In six years, the salmon population in the San Francisco Bay Delta has declined by 90%.
On a recent trip to Alaska, tribal elders told our delegation from the Select Committee on Energy Independence and Global Warming that the entire northwest salmon population could be gone by 2015.
This is important. And not just because salmon is an excellent source of beneficial omega-3 fatty acids.
The rapid dying off of a species once plentiful in our oceans, bays and rivers is a sign of serious environmental degradation, rising global temperatures and the over-burdening of domestic water supplies through urban sprawl and inefficient agricultural irrigation.
Fortunately, after eight years of ignorance and inaction in Washington, we have an administration that is heeding these obvious warning signs. Two recent decisions will be enormously beneficial to the fight to reverse our course and possibly restore millennia-old salmon runs.
The first involved funding for the Pacific Coastal Salmon Recovery Program. President Obama's initial budget for Fiscal Year 2010 zeroed out funding for the program aimed at restoring sustainable, fishable salmon and steelhead populations. This, despite the success the program had shown in improving habitats and bringing together landowners, environmentalists, professional and leisure fishermen and local leaders to help recover and restore salmon populations. After a bipartisan coalition of Members of Congress and Senators wrote a letter detailing the critical situation facing salmon and steelhead in western states, the administration reconsidered its earlier decision and restored the funding.
Then, yesterday, the National Marine Fisheries Service released an 800 page opinion that found that state and federal water systems had jeopardized California's spring-run Chinook salmon, Central Valley steelhead, green sturgeon and Southern Resident killer whales.

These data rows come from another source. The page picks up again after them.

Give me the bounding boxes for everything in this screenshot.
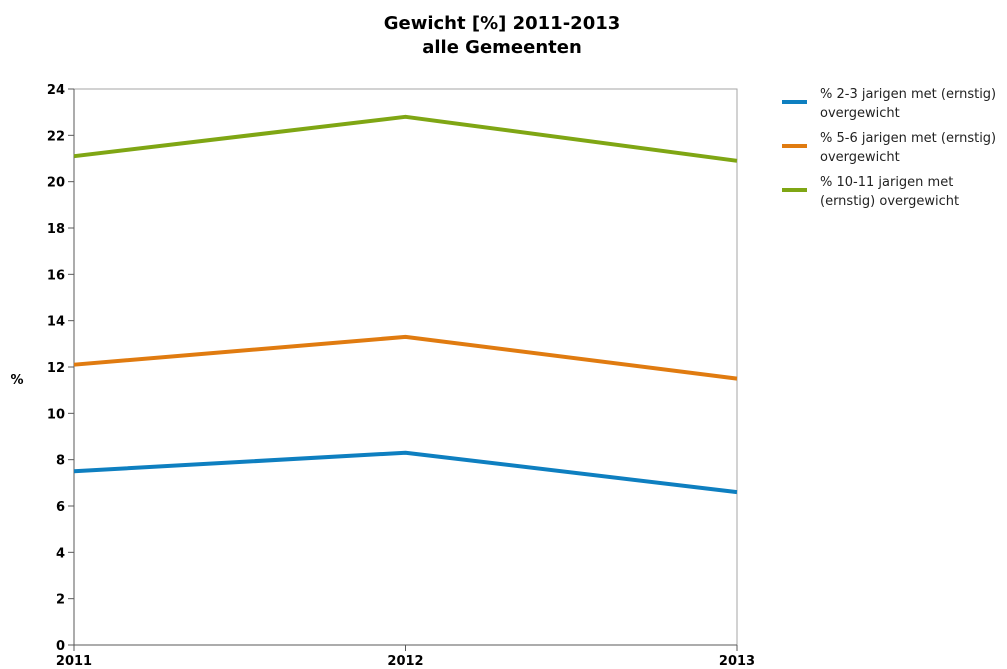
y-tick-label: 4	[56, 546, 65, 561]
y-tick-label: 0	[56, 639, 65, 654]
x-tick-label: 2011	[56, 654, 92, 669]
legend-label-3: (ernstig) overgewicht	[820, 194, 959, 209]
y-tick-label: 24	[47, 83, 65, 98]
chart-title-line-1: Gewicht [%] 2011-2013	[384, 13, 621, 34]
legend-label-3: % 10-11 jarigen met	[820, 175, 953, 190]
legend-label-2: overgewicht	[820, 150, 900, 165]
chart-title: Gewicht [%] 2011-2013 alle Gemeenten	[384, 13, 621, 58]
legend-label-2: % 5-6 jarigen met (ernstig)	[820, 131, 996, 146]
y-axis-label: %	[10, 373, 23, 388]
series-lines	[73, 114, 738, 495]
x-tick-label: 2013	[719, 654, 755, 669]
series-line-1	[73, 450, 738, 495]
legend-label-1: % 2-3 jarigen met (ernstig)	[820, 87, 996, 102]
y-tick-label: 16	[47, 268, 65, 283]
y-tick-label: 8	[56, 454, 65, 469]
y-tick-label: 12	[47, 361, 65, 376]
y-tick-label: 22	[47, 129, 65, 144]
y-tick-label: 18	[47, 222, 65, 237]
series-line-3	[73, 114, 738, 163]
chart-title-line-2: alle Gemeenten	[422, 37, 582, 58]
x-tick-label: 2012	[387, 654, 423, 669]
y-tick-label: 20	[47, 176, 65, 191]
legend: % 2-3 jarigen met (ernstig) overgewicht % …	[782, 87, 996, 209]
y-tick-label: 14	[47, 315, 65, 330]
x-axis: 2011 2012 2013	[56, 644, 755, 669]
series-line-2	[73, 334, 738, 381]
y-tick-label: 2	[56, 593, 65, 608]
y-tick-label: 6	[56, 500, 65, 515]
y-tick-label: 10	[47, 407, 65, 422]
legend-label-1: overgewicht	[820, 106, 900, 121]
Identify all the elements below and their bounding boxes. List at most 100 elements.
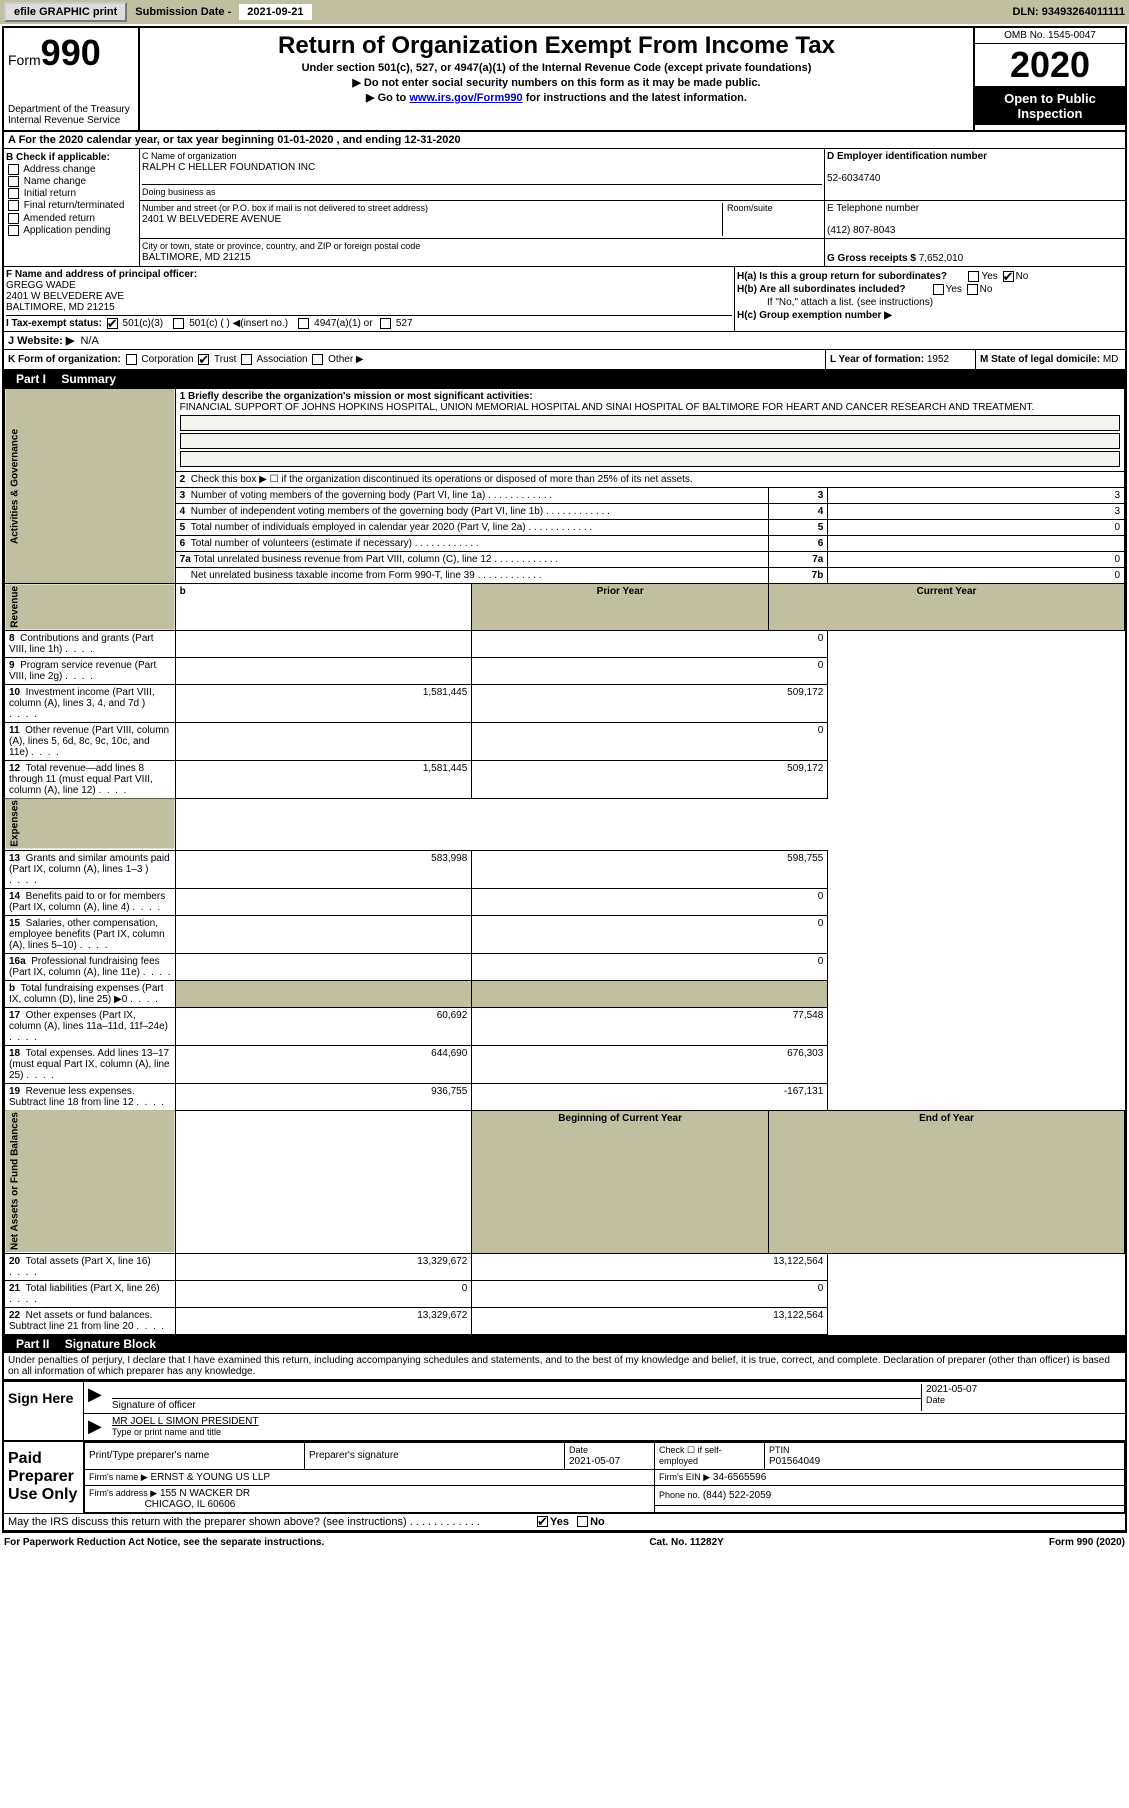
cb-addr[interactable] <box>8 164 19 175</box>
officer-name: GREGG WADE <box>6 280 76 291</box>
l5-num: 5 <box>180 522 186 533</box>
l6-box: 6 <box>768 536 827 552</box>
l4-text: Number of independent voting members of … <box>191 506 610 517</box>
l2-text: Check this box ▶ ☐ if the organization d… <box>191 474 693 485</box>
prior-8 <box>175 630 472 657</box>
cur-22: 13,122,564 <box>472 1307 828 1334</box>
cb-corp[interactable] <box>126 354 137 365</box>
opt-app: Application pending <box>23 225 110 236</box>
cb-hb-no[interactable] <box>967 284 978 295</box>
f-label: F Name and address of principal officer: <box>6 269 197 280</box>
row-a: A For the 2020 calendar year, or tax yea… <box>4 132 1125 149</box>
l2-num: 2 <box>180 474 186 485</box>
preparer-section: Paid Preparer Use Only Print/Type prepar… <box>4 1440 1125 1513</box>
org-city: BALTIMORE, MD 21215 <box>142 252 251 263</box>
cb-app[interactable] <box>8 225 19 236</box>
cb-ha-yes[interactable] <box>968 271 979 282</box>
cb-discuss-yes[interactable] <box>537 1516 548 1527</box>
opt-trust: Trust <box>214 354 236 365</box>
form-label: Form <box>8 52 41 68</box>
prior-b <box>175 980 472 1007</box>
opt-501c: 501(c) ( ) ◀(insert no.) <box>189 318 288 329</box>
cb-amend[interactable] <box>8 213 19 224</box>
prior-12: 1,581,445 <box>175 760 472 798</box>
cb-other[interactable] <box>312 354 323 365</box>
c-label: C Name of organization <box>142 151 237 161</box>
l-label: L Year of formation: <box>830 354 924 365</box>
opt-501c3: 501(c)(3) <box>123 318 164 329</box>
firm-phone: (844) 522-2059 <box>703 1490 771 1501</box>
mission-text: FINANCIAL SUPPORT OF JOHNS HOPKINS HOSPI… <box>180 402 1035 413</box>
eoy-head: End of Year <box>768 1110 1124 1253</box>
form-header-row: Form990 Department of the Treasury Inter… <box>4 28 1125 132</box>
l6-val <box>828 536 1125 552</box>
l7a-box: 7a <box>768 552 827 568</box>
mission-line2 <box>180 433 1120 449</box>
cb-assoc[interactable] <box>241 354 252 365</box>
firm-addr1: 155 N WACKER DR <box>160 1488 250 1499</box>
l7b-box: 7b <box>768 568 827 584</box>
line-15: 15 Salaries, other compensation, employe… <box>5 915 176 953</box>
line-14: 14 Benefits paid to or for members (Part… <box>5 888 176 915</box>
part1-num: Part I <box>12 372 58 386</box>
cb-trust[interactable] <box>198 354 209 365</box>
cb-527[interactable] <box>380 318 391 329</box>
l3-text: Number of voting members of the governin… <box>191 490 552 501</box>
cur-21: 0 <box>472 1280 828 1307</box>
prep-h4: Check ☐ if self-employed <box>655 1442 765 1469</box>
k-label: K Form of organization: <box>8 354 121 365</box>
gross-cell: G Gross receipts $ 7,652,010 <box>825 239 1125 266</box>
city-label: City or town, state or province, country… <box>142 241 420 251</box>
hb-label: H(b) Are all subordinates included? <box>737 284 906 295</box>
boy-head: Beginning of Current Year <box>472 1110 769 1253</box>
l5-val: 0 <box>828 520 1125 536</box>
form-number-box: Form990 Department of the Treasury Inter… <box>4 28 140 130</box>
prep-h2: Preparer's signature <box>305 1442 565 1469</box>
cb-final[interactable] <box>8 200 19 211</box>
cb-501c3[interactable] <box>107 318 118 329</box>
year-formed: 1952 <box>927 354 949 365</box>
ptin: P01564049 <box>769 1456 820 1467</box>
line-b: b Total fundraising expenses (Part IX, c… <box>5 980 176 1007</box>
officer-printed-name: MR JOEL L SIMON PRESIDENT <box>112 1416 259 1427</box>
l5-box: 5 <box>768 520 827 536</box>
omb: OMB No. 1545-0047 <box>975 28 1125 44</box>
cb-501c[interactable] <box>173 318 184 329</box>
form990-link[interactable]: www.irs.gov/Form990 <box>409 92 522 104</box>
addr-label: Number and street (or P.O. box if mail i… <box>142 203 428 213</box>
discuss-row: May the IRS discuss this return with the… <box>4 1513 1125 1531</box>
prep-date: 2021-05-07 <box>569 1456 620 1467</box>
cb-init[interactable] <box>8 188 19 199</box>
cb-4947[interactable] <box>298 318 309 329</box>
cur-12: 509,172 <box>472 760 828 798</box>
i-label: I Tax-exempt status: <box>6 318 102 329</box>
opt-init: Initial return <box>24 188 76 199</box>
cur-14: 0 <box>472 888 828 915</box>
cb-ha-no[interactable] <box>1003 271 1014 282</box>
l5-text: Total number of individuals employed in … <box>191 522 593 533</box>
arrow1: ▶ Do not enter social security numbers o… <box>144 76 969 89</box>
prior-22: 13,329,672 <box>175 1307 472 1334</box>
cur-13: 598,755 <box>472 850 828 888</box>
firm-ein: 34-6565596 <box>713 1472 766 1483</box>
line-18: 18 Total expenses. Add lines 13–17 (must… <box>5 1045 176 1083</box>
prep-h3: Date <box>569 1445 588 1455</box>
cb-discuss-no[interactable] <box>577 1516 588 1527</box>
sidebar-governance: Activities & Governance <box>5 389 176 584</box>
summary-table: Activities & Governance 1 Briefly descri… <box>4 388 1125 1334</box>
efile-button[interactable]: efile GRAPHIC print <box>4 2 127 22</box>
cb-hb-yes[interactable] <box>933 284 944 295</box>
opt-527: 527 <box>396 318 413 329</box>
irs-label: Internal Revenue Service <box>8 115 134 126</box>
l6-text: Total number of volunteers (estimate if … <box>191 538 479 549</box>
arrow2: ▶ Go to www.irs.gov/Form990 for instruct… <box>144 91 969 104</box>
l7a-val: 0 <box>828 552 1125 568</box>
officer-sig-field[interactable]: Signature of officer <box>112 1398 921 1411</box>
prior-15 <box>175 915 472 953</box>
l-cell: L Year of formation: 1952 <box>825 350 975 369</box>
sig-date: 2021-05-07 <box>926 1384 977 1395</box>
hc-label: H(c) Group exemption number ▶ <box>737 310 892 321</box>
line-13: 13 Grants and similar amounts paid (Part… <box>5 850 176 888</box>
cb-name[interactable] <box>8 176 19 187</box>
l3-box: 3 <box>768 488 827 504</box>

The report blamed the redirection of water from the Sacramento River delta to cities and agricultural uses for depleting the numbers of fish and dramatically boosting water temperatures.
An article in the San Francisco Chronicle details the agency's report, including orders to limit the amount of fresh water diverted from rivers feeding the delta. "The aim is to make waterways more hospitable and accessible to spawning salmon, while also preventing the fish from getting trapped in the giant delta pumps that funnel water to 25 million Californians and hundreds of thousands of acres of farmland. Federal architects of the plan say California's future relies on reviving these fragile species." The article stated.
This is, indeed, good news. But it is just a beginning. The loss of any species is a perilous sign and impacts the greater environment in countless and unseen ways. When that species is something as culturally and commercially significant as salmon, we must all take heed. While it is easy to point fingers at corporate farms or new residential developments, all of us use water and most of us waste it. Please make it a part of your life to consider where this precious natural resource comes from before letting it pour down the drain or run off an over-watered garden.
If salmon disappear, they will not be last species to face that fate. Just as canaries were once used to warn coal miners of the presence of deadly carbon monoxide, the fish currently dying in our waterways are trying to tell us something. It's well past time that we all listened.